ST. LOUIS — An appeals court has upheld a $3.2 million settlement in litigation that accused Edward Jones' 401(k) plan of picking investment funds based on whether it had a relationship with the funds' providers.
The 2016 class-action suit said Edward Jones forced the plan to charge excessive fees that benefited the company's mutual fund partners, plus charged excessive administrative fees. The company denied wrongdoing.
A settlement was reached in 2018, but an objector, Shiyang Huang, in 2019 said it shouldn't have been approved because the employees lacked standing. He said the deal improperly covered former plan participants and gave named plaintiffs $10,000 incentive awards they didn't deserve.
But the U.S. Court of Appeals for the Eighth Circuit on Jan. 31 said the plaintiffs had standing to bring the class action and that a district court did not abuse its discretion in granting awards.
Edward Jones is one of the St.

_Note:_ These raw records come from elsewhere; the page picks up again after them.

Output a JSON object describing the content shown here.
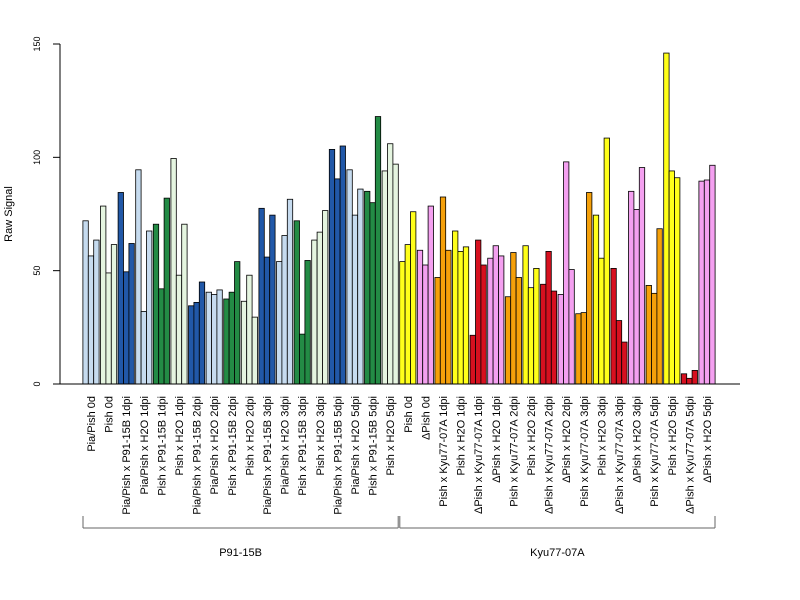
{
  "chart_data": {
    "type": "bar",
    "ylabel": "Raw Signal",
    "ylim": [
      0,
      150
    ],
    "yticks": [
      "0",
      "50",
      "100",
      "150"
    ],
    "grid": false,
    "legend": "none",
    "categories": [
      {
        "label": "Pia/Pish 0d",
        "color": "#c6dbef",
        "values": [
          72,
          56.5,
          63.5
        ]
      },
      {
        "label": "Pish 0d",
        "color": "#e5f5e0",
        "values": [
          78.5,
          49,
          61.5
        ]
      },
      {
        "label": "Pia/Pish x P91-15B 1dpi",
        "color": "#2158a8",
        "values": [
          84.5,
          49.5,
          62
        ]
      },
      {
        "label": "Pia/Pish x H2O 1dpi",
        "color": "#c6dbef",
        "values": [
          94.5,
          32,
          67.5
        ]
      },
      {
        "label": "Pish x P91-15B 1dpi",
        "color": "#238b45",
        "values": [
          70.5,
          42,
          82
        ]
      },
      {
        "label": "Pish x H2O 1dpi",
        "color": "#e5f5e0",
        "values": [
          99.5,
          48,
          70.5
        ]
      },
      {
        "label": "Pia/Pish x P91-15B 2dpi",
        "color": "#2158a8",
        "values": [
          34.5,
          36,
          45
        ]
      },
      {
        "label": "Pia/Pish x H2O 2dpi",
        "color": "#c6dbef",
        "values": [
          40.5,
          39.5,
          41.5
        ]
      },
      {
        "label": "Pish x P91-15B 2dpi",
        "color": "#238b45",
        "values": [
          37.5,
          40.5,
          54
        ]
      },
      {
        "label": "Pish x H2O 2dpi",
        "color": "#e5f5e0",
        "values": [
          36.5,
          48,
          29.5
        ]
      },
      {
        "label": "Pia/Pish x P91-15B 3dpi",
        "color": "#2158a8",
        "values": [
          77.5,
          56,
          74.5
        ]
      },
      {
        "label": "Pia/Pish x H2O 3dpi",
        "color": "#c6dbef",
        "values": [
          54,
          65.5,
          81.5
        ]
      },
      {
        "label": "Pish x P91-15B 3dpi",
        "color": "#238b45",
        "values": [
          72,
          22,
          54.5
        ]
      },
      {
        "label": "Pish x H2O 3dpi",
        "color": "#e5f5e0",
        "values": [
          63.5,
          67,
          76.5
        ]
      },
      {
        "label": "Pia/Pish x P91-15B 5dpi",
        "color": "#2158a8",
        "values": [
          103.5,
          90.5,
          105
        ]
      },
      {
        "label": "Pia/Pish x H2O 5dpi",
        "color": "#c6dbef",
        "values": [
          94.5,
          74.5,
          86
        ]
      },
      {
        "label": "Pish x P91-15B 5dpi",
        "color": "#238b45",
        "values": [
          85,
          80,
          118
        ]
      },
      {
        "label": "Pish x H2O 5dpi",
        "color": "#e5f5e0",
        "values": [
          94,
          106,
          97
        ]
      },
      {
        "label": "Pish 0d",
        "color": "#ffff1a",
        "values": [
          54,
          61.5,
          76
        ]
      },
      {
        "label": "ΔPish 0d",
        "color": "#f4a0f0",
        "values": [
          59,
          52.5,
          78.5
        ]
      },
      {
        "label": "Pish x Kyu77-07A 1dpi",
        "color": "#f5a00a",
        "values": [
          47,
          82.5,
          59
        ]
      },
      {
        "label": "Pish x H2O 1dpi",
        "color": "#ffff1a",
        "values": [
          67.5,
          58.5,
          60.5
        ]
      },
      {
        "label": "ΔPish x Kyu77-07A 1dpi",
        "color": "#d7101f",
        "values": [
          21.5,
          63.5,
          52.5
        ]
      },
      {
        "label": "ΔPish x H2O 1dpi",
        "color": "#f4a0f0",
        "values": [
          55.5,
          61,
          56.5
        ]
      },
      {
        "label": "Pish x Kyu77-07A 2dpi",
        "color": "#f5a00a",
        "values": [
          38.5,
          58,
          47
        ]
      },
      {
        "label": "Pish x H2O 2dpi",
        "color": "#ffff1a",
        "values": [
          61,
          42.5,
          51
        ]
      },
      {
        "label": "ΔPish x Kyu77-07A 2dpi",
        "color": "#d7101f",
        "values": [
          44,
          58.5,
          41
        ]
      },
      {
        "label": "ΔPish x H2O 2dpi",
        "color": "#f4a0f0",
        "values": [
          39.5,
          98,
          50.5
        ]
      },
      {
        "label": "Pish x Kyu77-07A 3dpi",
        "color": "#f5a00a",
        "values": [
          31,
          31.5,
          84.5
        ]
      },
      {
        "label": "Pish x H2O 3dpi",
        "color": "#ffff1a",
        "values": [
          74.5,
          55.5,
          108.5
        ]
      },
      {
        "label": "ΔPish x Kyu77-07A 3dpi",
        "color": "#d7101f",
        "values": [
          51,
          28,
          18.5
        ]
      },
      {
        "label": "ΔPish x H2O 3dpi",
        "color": "#f4a0f0",
        "values": [
          85,
          77,
          95.5
        ]
      },
      {
        "label": "Pish x Kyu77-07A 5dpi",
        "color": "#f5a00a",
        "values": [
          43.5,
          40,
          68.5
        ]
      },
      {
        "label": "Pish x H2O 5dpi",
        "color": "#ffff1a",
        "values": [
          146,
          94,
          91
        ]
      },
      {
        "label": "ΔPish x Kyu77-07A 5dpi",
        "color": "#d7101f",
        "values": [
          4.5,
          2.5,
          6
        ]
      },
      {
        "label": "ΔPish x H2O 5dpi",
        "color": "#f4a0f0",
        "values": [
          89.5,
          90,
          96.5
        ]
      }
    ],
    "groups": [
      {
        "label": "P91-15B",
        "first": 0,
        "last": 17
      },
      {
        "label": "Kyu77-07A",
        "first": 18,
        "last": 35
      }
    ]
  }
}
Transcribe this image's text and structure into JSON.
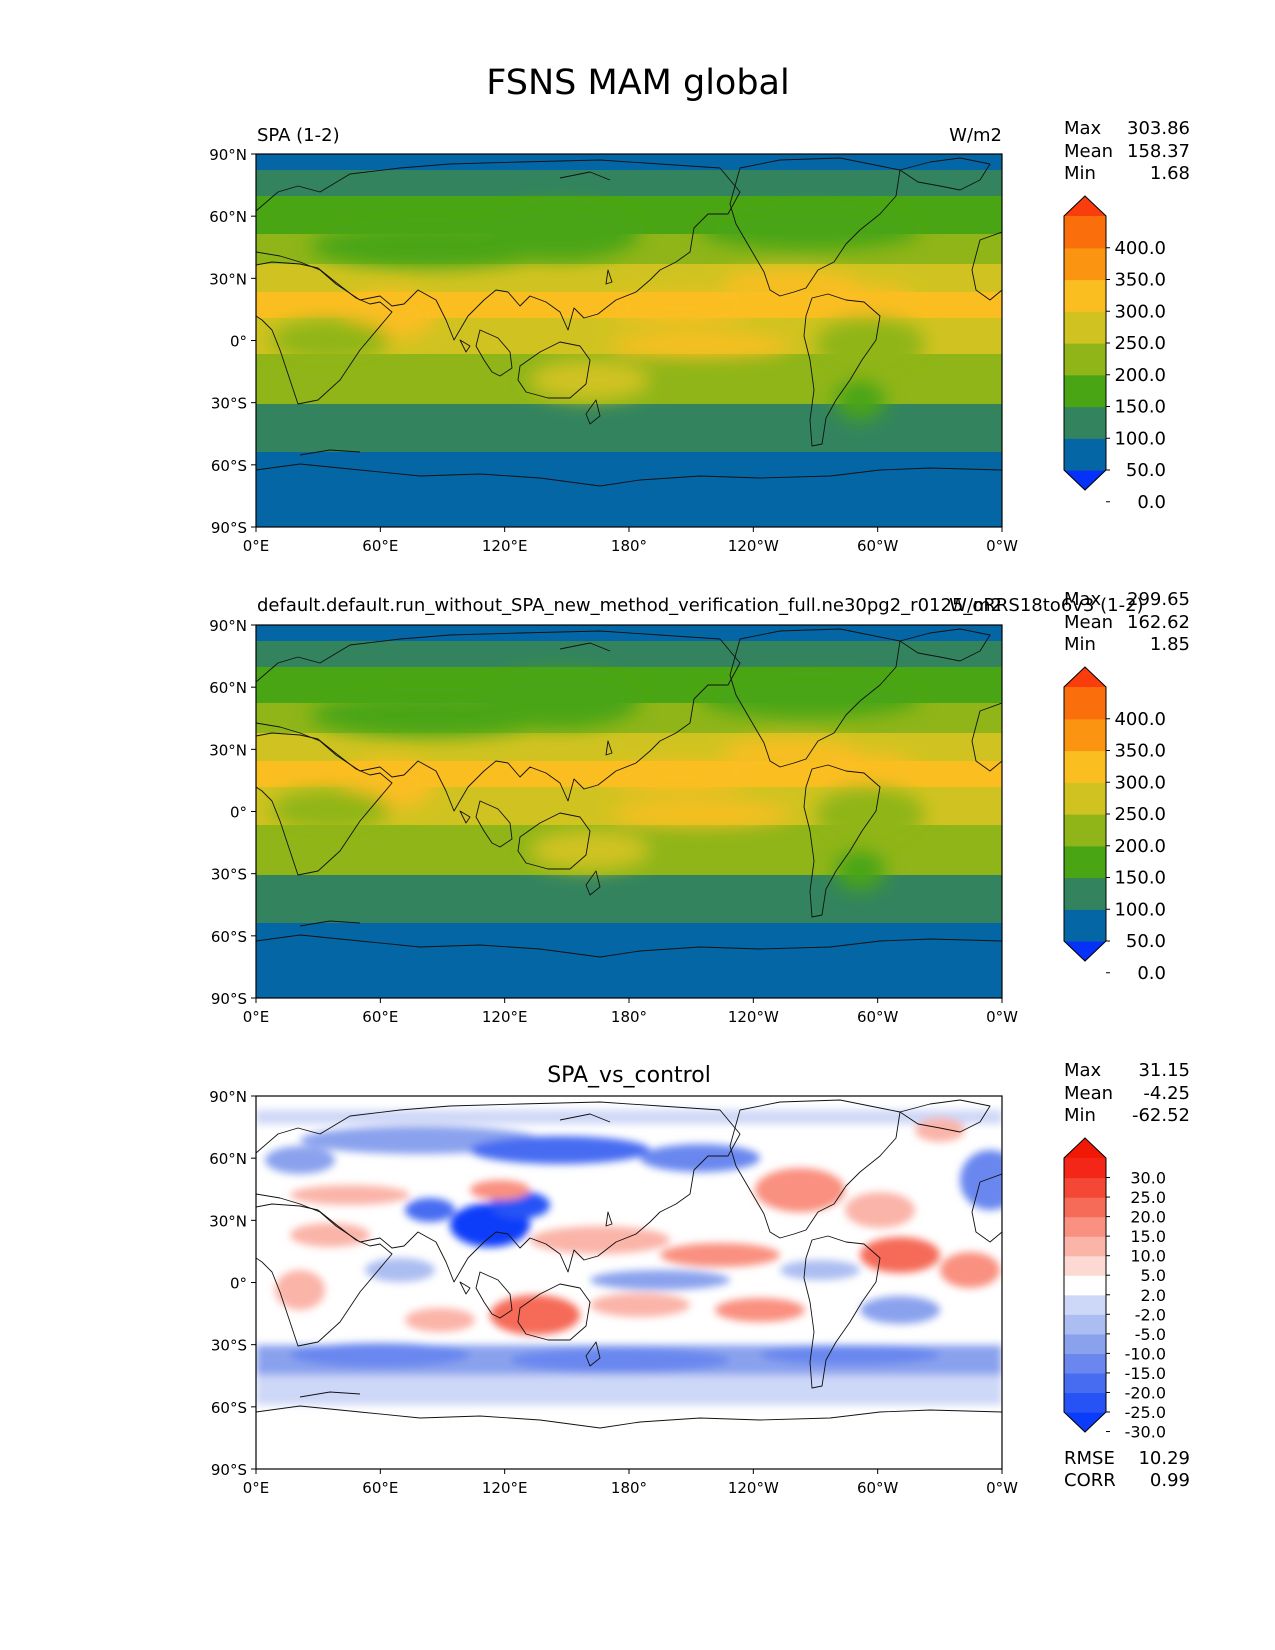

Louis region's largest employers, with about 6,500 local employees included in its roughly 44,500 companywide workforce, and one of its largest securities broker-dealers, according to Business Journal research.
The privately held company reported full-year 2019 net revenue of nearly $9.4 billion, up 11% from $8.5 billion in 2018. Net income before allocations to the partners, who own the firm, totaled nearly $1.1 billion last year, 10% more than the $990 million in 2018. The firm reported it ended 2019 with 18,704 financial advisers, a 6% increase from 17,615 a year earlier. Client assets under management at year end totaled nearly $1.35 trillion, up 22% from the end of 2018.